A guest post from Cllr Lucy Ivimy
The grant of speaking rights to residents at the Planning & Development Control Committee has been a very popular success. Past opposition to this measure from previous Labour and Conservative administrations came from knowing that if residents had full unlimited speaking rights the planning committee meetings would have become unmanageable.
But it always seemed particularly hard to prevent the people most closely affected by a planning decision from having any voice in the Committee itself.
What has made it possible is the highly structured nature of the rights, so residents must notify the Committee in advance if they wish to speak and stick firmly to the tight time constraint of a total of five minutes only to each side of the argument on any particular application. The five minutes allotted gives enough time for the key points to be put to the Committee, if the residents speaking have prepared well.
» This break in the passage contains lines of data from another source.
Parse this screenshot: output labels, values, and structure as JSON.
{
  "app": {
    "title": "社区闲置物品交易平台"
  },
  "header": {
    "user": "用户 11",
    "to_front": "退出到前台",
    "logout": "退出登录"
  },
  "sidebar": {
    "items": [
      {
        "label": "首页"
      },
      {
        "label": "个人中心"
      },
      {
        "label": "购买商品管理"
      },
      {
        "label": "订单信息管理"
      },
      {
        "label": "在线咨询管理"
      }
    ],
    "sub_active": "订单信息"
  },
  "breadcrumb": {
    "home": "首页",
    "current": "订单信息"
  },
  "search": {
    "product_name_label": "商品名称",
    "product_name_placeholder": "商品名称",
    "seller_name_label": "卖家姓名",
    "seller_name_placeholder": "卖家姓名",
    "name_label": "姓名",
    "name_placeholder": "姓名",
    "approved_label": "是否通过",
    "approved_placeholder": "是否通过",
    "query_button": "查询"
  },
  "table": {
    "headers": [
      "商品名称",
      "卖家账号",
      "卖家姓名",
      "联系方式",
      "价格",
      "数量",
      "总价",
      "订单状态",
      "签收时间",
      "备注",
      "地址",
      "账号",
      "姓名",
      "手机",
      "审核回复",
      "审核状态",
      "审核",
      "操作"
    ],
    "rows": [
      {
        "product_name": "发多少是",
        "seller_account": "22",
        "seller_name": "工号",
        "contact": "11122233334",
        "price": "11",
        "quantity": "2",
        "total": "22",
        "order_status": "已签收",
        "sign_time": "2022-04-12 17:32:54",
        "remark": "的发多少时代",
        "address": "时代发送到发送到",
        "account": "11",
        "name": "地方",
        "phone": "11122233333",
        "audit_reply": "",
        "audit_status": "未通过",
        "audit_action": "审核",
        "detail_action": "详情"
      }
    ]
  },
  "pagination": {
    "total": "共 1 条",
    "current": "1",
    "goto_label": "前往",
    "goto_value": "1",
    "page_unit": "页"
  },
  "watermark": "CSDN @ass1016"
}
It is impressive how much can be said in only two and a half minutes if two speakers have to divide the time between them. So far, all the speakers have prepared well and contributed very positively to the discussions, helping to ensure that the Committee is properly informed of the key points before a decision is taken.
This is a measure that a future Conservative-led Council would continue to support.
What I cannot support and view with some dismay is the way in which the Planning and Development Control Committee itself appears to have been sidelined by this administration. We have had two committee cancellations already in the first eight months of the new administration.
What has happened to make the Council reluctant to bring proposals to committee? Increasing resident involvement in the committee – while making sure more decisions are made behind closed doors and things are not brought to committee at all – can hardly be said to improve the democratic nature of decision making.
If members of the Planning and Development Control Committee feel that an application should be brought to committee – rather than decided under officer delegated powers – they have a right to request that the application in question be decided by the committee. Members of the committee should be scanning Email Alerts regularly, picking up any application that is either large, or potentially disruptive, or a bad/indifferent design or on a sensitive site or, in other respects, warranting their attention. The remedy is in your own hands.